Showing posts with label Robert Frost. Show all posts
Showing posts with label Robert Frost. Show all posts

Friday, March 07, 2008

"Stopping by Woods on a Snowy Evening": A thank-you

How exactly does one thank a poem? Let's give it a try, because I owe this one a big one.

Way leads on to way . . .

This recent post by Cordelia over at Phenomenal Field--be sure to click on the image to enlarge it--reminded Yours Truly of Robert Frost's poem "The Wood-pile" (which you should go have a look at (the poem, I mean)--don't worry: I'll wait), and that reminded me of the good things that happened in class yesterday when I taught (again) Frost's most famous poem. I've used it each semester for, oh, the past six or so years as a sort of entree into The Meridian's Way to Talk about PoetryTM (which pretty much consists of just asking a bunch of questions. A dark art, talking about poetry).

Here's the poem--not that you don't already know it, but just so you have it in front of you:

Whose woods these are I think I know.
His house is in the village though;
He will not see me stopping here
To watch his woods fill up with snow.

My little horse must think it queer
To stop without a farmhouse near
Between the woods and frozen lake
The darkest evening of the year.

He gives his harness bells a shake
To ask if there is some mistake.
The only other sound's the sweep
Of easy wind and downy flake.

The woods are lovely, dark and deep.
But I have promises to keep,
And miles to go before I sleep,
And miles to go before I sleep.


The Wikipedia entry, by the way, is, by its own admission, stumpy, but it does serve as a useful and encouraging reminder that this poem is very much present in the mainstream American collective unconscious.

The thank-you below the fold.

The first thing that is so remarkable about this poem to me is that, short and simple (but not simplistic) as it is, and talking about it as I do with classes that at best are indifferent to poetry, it's the rare discussion that runs shorter than an hour. Some of that, to be sure, is my modeling of the above-mentioned Way to Talk about PoetryTM, but only some. The far greater proportion of the work is the students'.

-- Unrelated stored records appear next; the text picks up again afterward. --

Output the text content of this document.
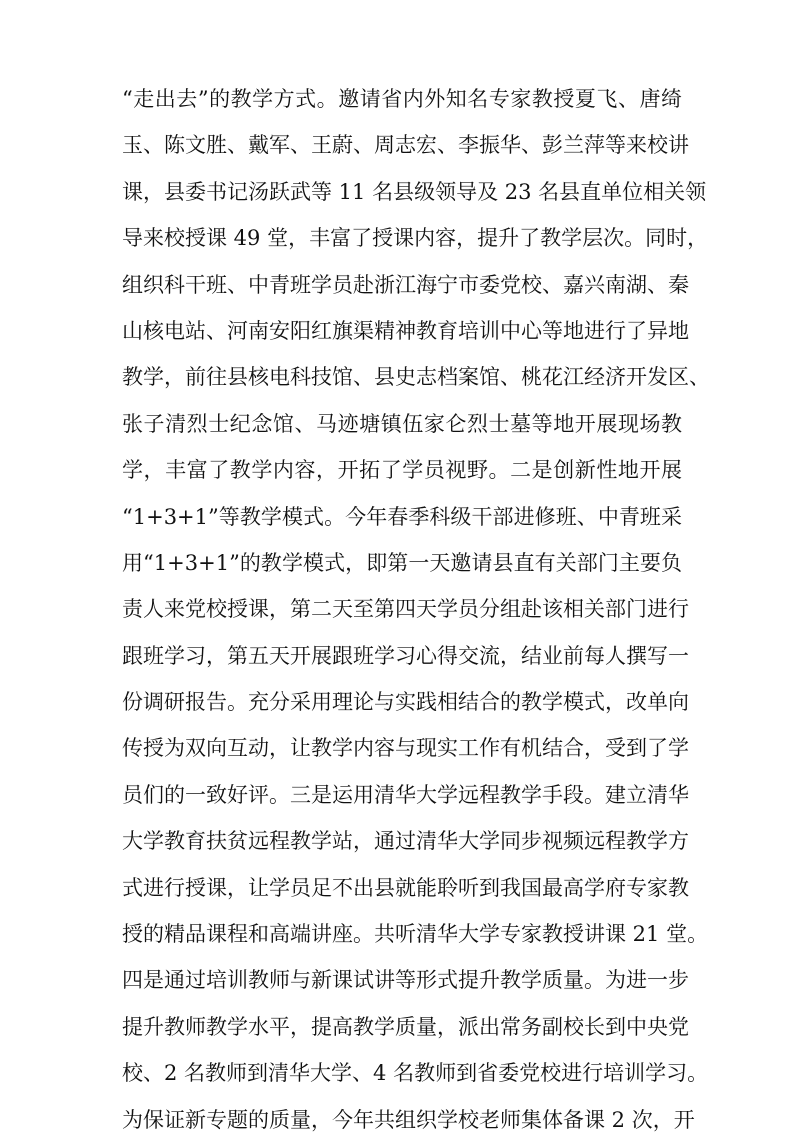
“走出去”的教学方式。邀请省内外知名专家教授夏飞、唐绮
玉、陈文胜、戴军、王蔚、周志宏、李振华、彭兰萍等来校讲
课，县委书记汤跃武等 11 名县级领导及 23 名县直单位相关领
导来校授课 49 堂，丰富了授课内容，提升了教学层次。同时，
组织科干班、中青班学员赴浙江海宁市委党校、嘉兴南湖、秦
山核电站、河南安阳红旗渠精神教育培训中心等地进行了异地
教学，前往县核电科技馆、县史志档案馆、桃花江经济开发区、
张子清烈士纪念馆、马迹塘镇伍家仑烈士墓等地开展现场教
学，丰富了教学内容，开拓了学员视野。二是创新性地开展
“1+3+1”等教学模式。今年春季科级干部进修班、中青班采
用“1+3+1”的教学模式，即第一天邀请县直有关部门主要负
责人来党校授课，第二天至第四天学员分组赴该相关部门进行
跟班学习，第五天开展跟班学习心得交流，结业前每人撰写一
份调研报告。充分采用理论与实践相结合的教学模式，改单向
传授为双向互动，让教学内容与现实工作有机结合，受到了学
员们的一致好评。三是运用清华大学远程教学手段。建立清华
大学教育扶贫远程教学站，通过清华大学同步视频远程教学方
式进行授课，让学员足不出县就能聆听到我国最高学府专家教
授的精品课程和高端讲座。共听清华大学专家教授讲课 21 堂。
四是通过培训教师与新课试讲等形式提升教学质量。为进一步
提升教师教学水平，提高教学质量，派出常务副校长到中央党
校、2 名教师到清华大学、4 名教师到省委党校进行培训学习。
为保证新专题的质量，今年共组织学校老师集体备课 2 次，开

And what do we spend all that time saying? That's the second remarkable thing.

Sure: it's a familiar poem to many of my students, and so we get the usual familiar comments. "It's about death." "It's about being tired." "Someone told me it's about Santa Claus." But despite teaching this poem at least three and sometimes four times a semester for the past six years, in each class someone has said something about it that I hadn't heard before. Just yesterday, for example, someone noted that, while the first and fourth stanzas are pretty standard lyric, the speaker musing to himself, in the second and third stanzas he seems to become self-conscious: it's as though he becomes aware of an audience other than himself, as though, through the lines about the horse, he sees himself. In past discussions, I'd placed more attention on the horse and how we don't really know what the horse is thinking, so the speaker's guesses have their origin in himself and not in the horse. What appeals to me about my student's comment is that it keeps us in the poem's world--or, more precisely, in the speaker's head. It's moments like that that keep me using it, and looking forward to using it. It has yet to go stale on me.

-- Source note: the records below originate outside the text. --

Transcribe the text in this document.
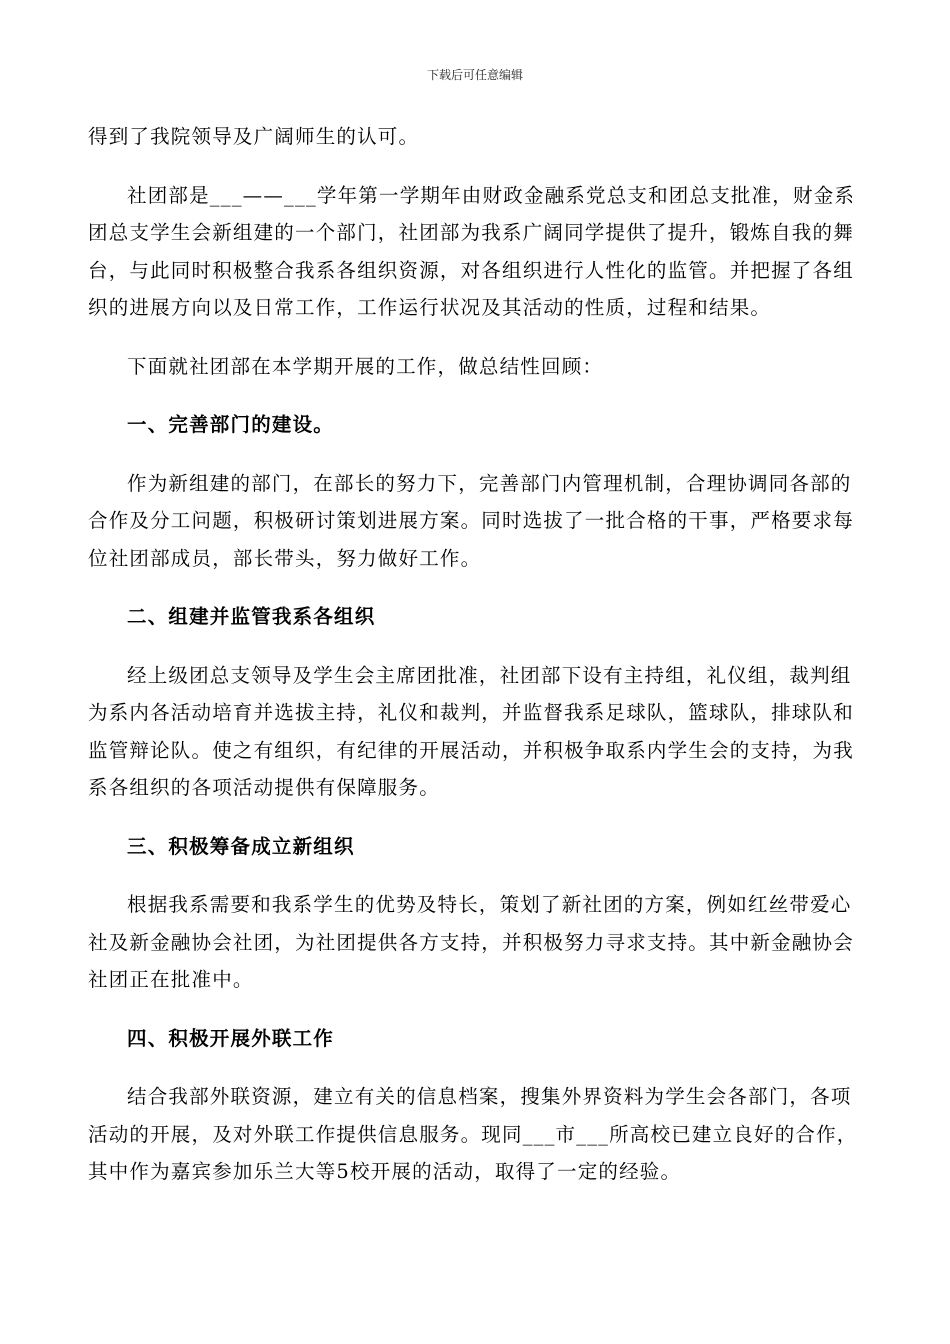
下载后可任意编辑

得到了我院领导及广阔师生的认可。

社团部是___——___学年第一学期年由财政金融系党总支和团总支批准，财金系团总支学生会新组建的一个部门，社团部为我系广阔同学提供了提升，锻炼自我的舞台，与此同时积极整合我系各组织资源，对各组织进行人性化的监管。并把握了各组织的进展方向以及日常工作，工作运行状况及其活动的性质，过程和结果。

下面就社团部在本学期开展的工作，做总结性回顾：

一、完善部门的建设。

作为新组建的部门，在部长的努力下，完善部门内管理机制，合理协调同各部的合作及分工问题，积极研讨策划进展方案。同时选拔了一批合格的干事，严格要求每位社团部成员，部长带头，努力做好工作。

二、组建并监管我系各组织

经上级团总支领导及学生会主席团批准，社团部下设有主持组，礼仪组，裁判组为系内各活动培育并选拔主持，礼仪和裁判，并监督我系足球队，篮球队，排球队和监管辩论队。使之有组织，有纪律的开展活动，并积极争取系内学生会的支持，为我系各组织的各项活动提供有保障服务。

三、积极筹备成立新组织

根据我系需要和我系学生的优势及特长，策划了新社团的方案，例如红丝带爱心社及新金融协会社团，为社团提供各方支持，并积极努力寻求支持。其中新金融协会社团正在批准中。

四、积极开展外联工作

结合我部外联资源，建立有关的信息档案，搜集外界资料为学生会各部门，各项活动的开展，及对外联工作提供信息服务。现同___市___所高校已建立良好的合作，其中作为嘉宾参加乐兰大等5校开展的活动，取得了一定的经验。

A teacher could not ask for a more teachable poem, or a more student-friendly poem (not necessarily the same thing). It's easily accessible, easy to discuss, but the fact that we regularly talk about it for more than an hour indicates that it's not an easy poem to exhaust. It embodies the difference between saying and suggesting--and, thus, that there's no need to know just what those promises are or to whom the speaker has made them. No symbols or vocabulary to worry about (though, one memorable evening, a student asked if the horse was gay). It serves as a helpful starting point for talking about formal elements such as meter and rhyme, and even, growing out of that, a little set piece that I have where I speculate that its rhyme scheme may help reinforce the sense of the speaker's felt tension between his personal desires and his obligations to others.

So, thank you for this poem, a marvel in its simplicity, with that gorgeous line, "The woods are lovely, dark and deep." Thank you for enriching my students' lives, and my own as a teacher--that is, for turning me into a student again every time I teach it.

PS--
I started this post early this morning; as it happened, All Things Considered had this story about some recently-discovered 1940's lectures by Frost at Dartmouth. Fun to listen to.